A Universidade do Havaí, o Instituto de Tecnologia de Massachusetts (MIT) e a Universidade de Washington estão entre pelo menos 27 universidades que foram alvo de todo o mundo, segundo o Wall Street Journal .
O iDefense da Accenture Security é a fonte dessa alegação, feita em um novo relatório de pesquisa que deve ser publicado esta semana.
A unidade de defesa de segurança cibernética disse que o "elaborado esquema" está focado no roubo de tecnologia marítima sendo desenvolvida para aplicações militares.
Instituições de ensino no Canadá e na Ásia também estão na lista de alvos.
Acredita-se que os agentes de ameaça por trás da campanha utilizaram táticas de phishing na tentativa de comprometer as redes universitárias, muitas vezes apresentando-se como universidades e instituições parceiras.
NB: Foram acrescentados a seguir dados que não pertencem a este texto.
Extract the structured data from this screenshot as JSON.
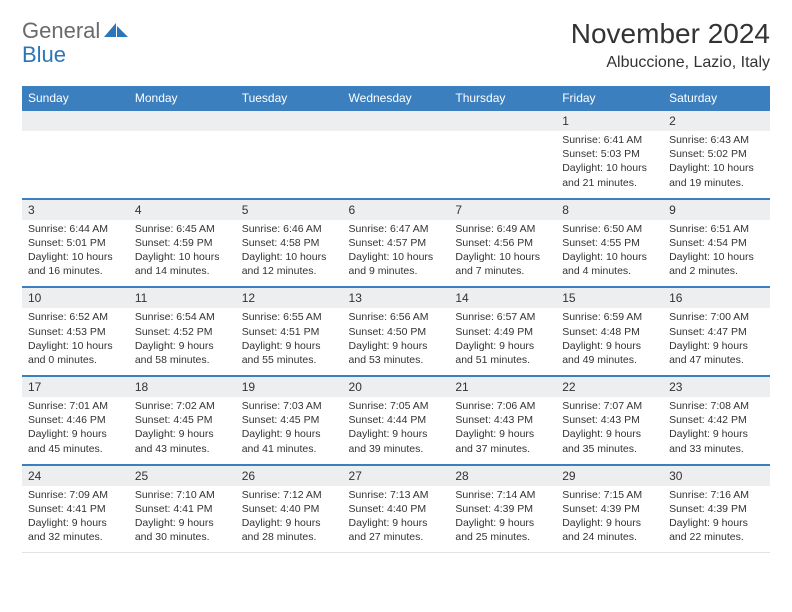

Os ataques cibernéticos lançados contra essas entidades foram rastreados enquanto suas redes estavam pingando servidores chineses que, acredita-se, pertenciam a hackers conhecidos como Mudcarp, Leviathan, APT40 ou Temp.Periscope.
Acredita-se que o grupo em questão seja chinês, e dado o foco dos hackers em valiosas tecnologias e informações de interesse para os militares, é possível que o Mudcarp seja patrocinado pelo Estado.
Acredita-se que o grupo em questão seja chinês, e dado o foco dos hackers em valiosas tecnologias e informações de interesse para os militares, é possível que o Mudcarp seja patrocinado pelo Estado.
Muitos dos institutos que a Mudcarp fixou têm ligações com institutos de pesquisa oceanográfica dos EUA.
O Leviathan está ativo desde pelo menos o ano de 2013. Pesquisadores da Proofpoint dizemque os ciberataques tendem a concentrar seus esforços nas indústrias marítimas, empreiteiras de defesa naval e instituições de pesquisa universitária. No entanto, os ataques lançados pelo grupo também foram rastreados para os estaleiros navais dos EUA nos últimos anos.
Em esquemas de phishing anteriores, o Leviathan distribuiu aplicativos de emprego e currículos falsos, além de um interessante anexo de e-mail malicioso chamado "Experiência de recuperação de torpedos". Os documentos do Microsoft Word e Excel usados nessas campanhas continham cargas úteis de malware via macros.
A FireEye, que acompanha o grupo como APT40 , acredita que os hackers são patrocinados pelo Estado e operam "em apoio ao esforço de modernização naval da China".
O APT40 usa uma variedade de vulnerabilidades na cadeia de exploração, incluindo CVE-2012-0158 , CVE-2017-0199 , CVE-2017-8759 e CVE-2017-11882 . O ciclo de vida típico do ataque é mostrado abaixo.
Embora as autoridades chinesas não tenham comentado sobre a pesquisa, no passado, a China negou veementemente qualquer envolvimento em ataques cibernéticos contra os Estados Unidos ou outros países.